Tuesday 9 September 2008

Pop review: Ash

It has become fashionable for bands to phase one-off shows that revisit a classical album in its entireness. In Ash's case, the only real contender for the treatment is their debut, 1977, which was as uplifting a ingathering of garage-rock as you could accept asked for back in Britpop-dominated 1996. Though thither have been four subsequent albums, the Irish trio have never matched 1977's combination of exuberance, romance and hormones; the outlook of hearing it live resulted in a crammed-full Roundhouse.












Having announced last year that their only future releases will be digital singles, Ash possibly approached this show with mingled nostalgia and resentment. How pleasant can it be to spend an evening being reminded that your creativeness peaked at the age of 19? And it was quite a extremum. Reprised here, 1977 showed itself to have aged well, apart from a few noisy fillers.
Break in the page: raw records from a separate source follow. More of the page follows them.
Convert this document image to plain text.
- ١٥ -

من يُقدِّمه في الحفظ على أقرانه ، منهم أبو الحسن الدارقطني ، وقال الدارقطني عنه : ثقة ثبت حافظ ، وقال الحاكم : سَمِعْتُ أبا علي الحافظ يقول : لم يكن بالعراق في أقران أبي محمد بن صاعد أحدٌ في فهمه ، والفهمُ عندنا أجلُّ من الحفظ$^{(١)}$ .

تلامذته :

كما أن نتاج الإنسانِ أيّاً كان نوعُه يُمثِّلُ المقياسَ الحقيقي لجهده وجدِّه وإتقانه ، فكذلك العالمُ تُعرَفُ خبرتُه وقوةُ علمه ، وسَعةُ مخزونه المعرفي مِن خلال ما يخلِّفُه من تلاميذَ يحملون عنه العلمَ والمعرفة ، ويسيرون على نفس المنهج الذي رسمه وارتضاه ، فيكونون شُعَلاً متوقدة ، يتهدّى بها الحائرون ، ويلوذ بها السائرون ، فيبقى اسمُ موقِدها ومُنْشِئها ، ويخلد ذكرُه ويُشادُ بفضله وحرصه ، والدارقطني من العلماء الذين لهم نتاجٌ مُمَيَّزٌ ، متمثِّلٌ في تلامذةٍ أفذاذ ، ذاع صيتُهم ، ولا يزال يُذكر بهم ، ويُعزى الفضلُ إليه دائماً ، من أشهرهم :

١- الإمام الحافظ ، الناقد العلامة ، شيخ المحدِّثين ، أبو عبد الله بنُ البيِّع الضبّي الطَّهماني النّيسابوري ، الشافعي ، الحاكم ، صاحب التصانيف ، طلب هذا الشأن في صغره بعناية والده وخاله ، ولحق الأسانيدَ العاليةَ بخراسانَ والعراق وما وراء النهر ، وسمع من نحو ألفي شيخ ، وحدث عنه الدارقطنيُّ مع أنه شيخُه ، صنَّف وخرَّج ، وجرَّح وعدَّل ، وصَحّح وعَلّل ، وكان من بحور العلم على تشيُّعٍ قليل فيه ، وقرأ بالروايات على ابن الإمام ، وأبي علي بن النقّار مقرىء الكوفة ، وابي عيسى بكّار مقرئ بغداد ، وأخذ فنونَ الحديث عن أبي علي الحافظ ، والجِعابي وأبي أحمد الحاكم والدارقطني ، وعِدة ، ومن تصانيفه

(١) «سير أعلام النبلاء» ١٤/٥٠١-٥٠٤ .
The band's entrance was announced by three characters dressed as Darth Vader and Jedi friends - 1977 was, of course, the class of Star Wars - and then it was straight into the album. Now, as then, the singles Goldfinger, Girl from Mars and Oh, Yeah were the stand-outs, suffused with yearning and tune. Still limber and unhinged for it, singer Tim Wheeler asked: "Do you feel like you've changed much since 1996? Because I don't." He hadn't played some of these songs in a ten, he added. That was hard to believe: the band expertly navigated even the sub-metal contours of Let it Flow and Innocent Smile.

After such a joyous visit to the past, nothing more was necessary, but we got it anyway: they encored with a dozen random tracks, from ancient B-sides to Motown covers. It was rather also much of a unspoilt thing, simply who could have begrudged them?